Bald wird H.C. Strache – oder ein anderer korruptionsbereiter Politiker – nicht mehr in Versuchung kommen, vermeintliche russische Oligarchentöchter mit halbkriminellen Versprechungen anzubraten, doch die Kronenzeitung zu kaufen, damit diese wie unter ihrem Gründer wieder FPÖ-freundlich wird.

Denn die neueste Veröffentlichung der Auflagenkontrolle zeigt: Die Kronenzeitung hat auch im ersten Halbjahr schon wieder kräftig an Auflage verloren. Von den Exemplaren des Kleinformats wurden deutlich mehr als fünf Prozent weniger gegenüber der Auflage des Vorjahrs verkauft. Wenn dieser Verlust so weitergeht, wie er es ja seit vielen Jahren tut, dann wird es bald endgültig irrelevant sein, was das Blatt so schreibt. Wenn es überhaupt jemals so relevant gewesen sein sollte, wie viele Politiker (noch immer) glauben.

Zwar verlieren fast alle Blätter von Jahr zu Jahr an Auflage und Lesern, auch wenn manche in manchen Jahren ein Mini-Plus melden. Vor allem die Unter-40-Jährigen lesen fast nichts mehr in Papier. Aber so steil bergab wie mit der Kronenzeitung geht es – auch diesmal – mit keinem anderen. In absoluten wie relativen Zahlen. Und bei der Media-Analyse (die nicht die von den Verlagen gemeldeten Auflagen, sondern mit Hilfe sehr präziser und unabhängiger Umfragen die Leser zählt) ist der Marktanteil der Krone  seit ihren besten Zeiten gar schon um 37 Prozent zurückgegangen.
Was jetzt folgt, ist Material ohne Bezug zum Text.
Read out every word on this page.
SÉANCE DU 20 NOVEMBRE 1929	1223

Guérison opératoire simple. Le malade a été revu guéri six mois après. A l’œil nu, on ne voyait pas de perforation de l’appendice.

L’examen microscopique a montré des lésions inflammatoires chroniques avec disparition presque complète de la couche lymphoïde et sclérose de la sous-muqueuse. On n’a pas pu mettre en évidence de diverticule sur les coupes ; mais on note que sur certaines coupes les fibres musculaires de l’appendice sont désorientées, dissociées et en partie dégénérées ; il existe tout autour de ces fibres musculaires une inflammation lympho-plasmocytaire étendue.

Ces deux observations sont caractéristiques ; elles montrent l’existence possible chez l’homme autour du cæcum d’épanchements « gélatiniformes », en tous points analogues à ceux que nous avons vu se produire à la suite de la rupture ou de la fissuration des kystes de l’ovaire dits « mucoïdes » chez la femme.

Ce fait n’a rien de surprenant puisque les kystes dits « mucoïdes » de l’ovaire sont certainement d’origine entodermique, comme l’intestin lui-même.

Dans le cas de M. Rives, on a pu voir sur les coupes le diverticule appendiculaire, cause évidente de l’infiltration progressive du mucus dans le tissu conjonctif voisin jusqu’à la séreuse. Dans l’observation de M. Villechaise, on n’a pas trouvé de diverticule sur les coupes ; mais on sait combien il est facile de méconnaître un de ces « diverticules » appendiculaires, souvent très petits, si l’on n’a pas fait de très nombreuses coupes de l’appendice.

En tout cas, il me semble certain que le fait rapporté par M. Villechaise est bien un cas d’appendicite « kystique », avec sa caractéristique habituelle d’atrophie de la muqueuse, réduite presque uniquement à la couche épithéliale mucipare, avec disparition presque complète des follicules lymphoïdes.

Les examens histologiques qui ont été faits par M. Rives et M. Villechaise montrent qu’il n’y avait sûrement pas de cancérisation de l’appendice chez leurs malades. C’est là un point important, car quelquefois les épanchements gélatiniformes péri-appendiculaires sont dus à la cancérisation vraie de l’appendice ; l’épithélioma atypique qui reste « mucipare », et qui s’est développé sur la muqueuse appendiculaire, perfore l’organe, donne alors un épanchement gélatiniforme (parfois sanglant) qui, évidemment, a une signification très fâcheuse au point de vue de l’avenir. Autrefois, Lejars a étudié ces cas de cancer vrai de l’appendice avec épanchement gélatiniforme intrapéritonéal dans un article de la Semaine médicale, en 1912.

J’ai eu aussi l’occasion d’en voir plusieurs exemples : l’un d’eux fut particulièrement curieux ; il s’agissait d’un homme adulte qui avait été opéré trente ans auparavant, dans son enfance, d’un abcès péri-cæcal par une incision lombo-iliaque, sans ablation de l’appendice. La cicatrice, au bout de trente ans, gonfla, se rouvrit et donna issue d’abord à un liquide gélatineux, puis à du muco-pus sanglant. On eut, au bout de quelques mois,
Die Agonie der Zeitung hängt vor allem mit folgenden Faktoren zusammen:

  • wilde Eigentümerkonflikte belasten das Blatt seit vielen Jahren;
  • weit und breit fehlen journalistische Begabungen mit Mut und Gespür, seit die Generation Hans Dichand und "Staberl" Nimmerrichter abgetreten ist;
  • die Redaktion ist wie bei vielen Medien immer grüner geworden;
  • und die Krise des Typus Boulevardzeitung übertrifft in allen Ländern die allgemeine und für viele Verlage und Journalisten ohnedies schon katastrophale Printmedien-Krise noch bei weitem;
  • Boulevard hat keine Funktion mehr, wenn in der U-Bahn und im Zug alle in ihr Handy schauen.
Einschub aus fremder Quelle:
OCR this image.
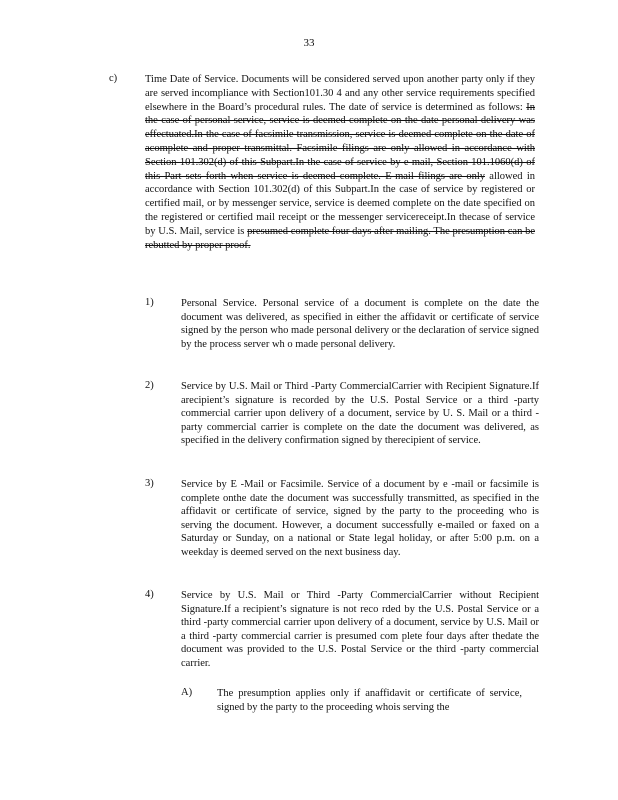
33
c)	Time Date of Service. Documents will be considered served upon another party only if they are served incompliance with Section101.30 4 and any other service requirements specified elsewhere in the Board’s procedural rules. The date of service is determined as follows: In the case of personal service, service is deemed complete on the date personal delivery was effectuated.In the case of facsimile transmission, service is deemed complete on the date of acomplete and proper transmittal. Facsimile filings are only allowed in accordance with Section 101.302(d) of this Subpart.In the case of service by e mail, Section 101.1060(d) of this Part sets forth when service is deemed complete. E-mail filings are only allowed in accordance with Section 101.302(d) of this Subpart.In the case of service by registered or certified mail, or by messenger service, service is deemed complete on the date specified on the registered or certified mail receipt or the messenger servicereceipt.In thecase of service by U.S. Mail, service is presumed complete four days after mailing. The presumption can be rebutted by proper proof.

1)	Personal Service. Personal service of a document is complete on the date the document was delivered, as specified in either the affidavit or certificate of service signed by the person who made personal delivery or the declaration of service signed by the process server wh o made personal delivery.
2)	Service by U.S. Mail or Third -Party CommercialCarrier with Recipient Signature.If arecipient’s signature is recorded by the U.S. Postal Service or a third -party commercial carrier upon delivery of a document, service by U. S. Mail or a third -party commercial carrier is complete on the date the document was delivered, as specified in the delivery confirmation signed by therecipient of service.
3)	Service by E -Mail or Facsimile. Service of a document by e -mail or facsimile is complete onthe date the document was successfully transmitted, as specified in the affidavit or certificate of service, signed by the party to the proceeding who is serving the document. However, a document successfully e-mailed or faxed on a Saturday or Sunday, on a national or State legal holiday, or after 5:00 p.m. on a weekday is deemed served on the next business day.
4)	Service by U.S. Mail or Third -Party CommercialCarrier without Recipient Signature.If a recipient’s signature is not reco rded by the U.S. Postal Service or a third -party commercial carrier upon delivery of a document, service by U.S. Mail or a third -party commercial carrier is presumed com plete four days after thedate the document was provided to the U.S. Postal Service or the third -party commercial carrier.
A) The presumption applies only if anaffidavit or certificate of service, signed by the party to the proceeding whois serving the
Der einzige "Trost", den man der Kronenzeitung spenden kann: Noch viel dramatischer verlieren die Wochenprodukte. Eine ganze Mediengattung hat offensichtlich keine Existenzberechtigung mehr:

  • So hat das "Profil" in einem einzigen Jahr mehr als 15 Prozent seiner Auflage verloren;
  • so hat "News" weniger als ein Viertel der Leser, die es an seinem einstigen Höhepunkt hatte;
  • so hat mich schon seit langem niemand mehr auf einen Artikel in "Profil" oder "News" hingewiesen, der lesenswert oder interessant wäre – was ein fast noch schlimmeres Indiz ist.

Es zeigt sich: Die Menschen sind viel zu klug, um mit diesen Heften noch etwas anzufangen. Schwache Kommentare, krampfhafte Skandalisierung, fehlender Tiefgang, die geistige Verengung des ideologischen Mainstreams, eine unerträglich fernserische Schreibe und die (naturgemäß) mangelnde Aktualität haben immer mehr Leser zu dem Schluss kommen lassen: Es zahlt sich schlicht nicht aus, sie zu kaufen. Daraus zieht man spätestens dann die Konsequenzen, wenn zum vierten Mal hintereinander ein neues Heft erscheint, ohne dass man in die alten länger als eine Minute hineingeblickt hätte. Und wenn man im Wartezimmer eines Arztes sitzt und wieder einmal so ein Heft in die Hand nimmt, kommt man bald zu dem Schluss: Man hat richtig entschieden.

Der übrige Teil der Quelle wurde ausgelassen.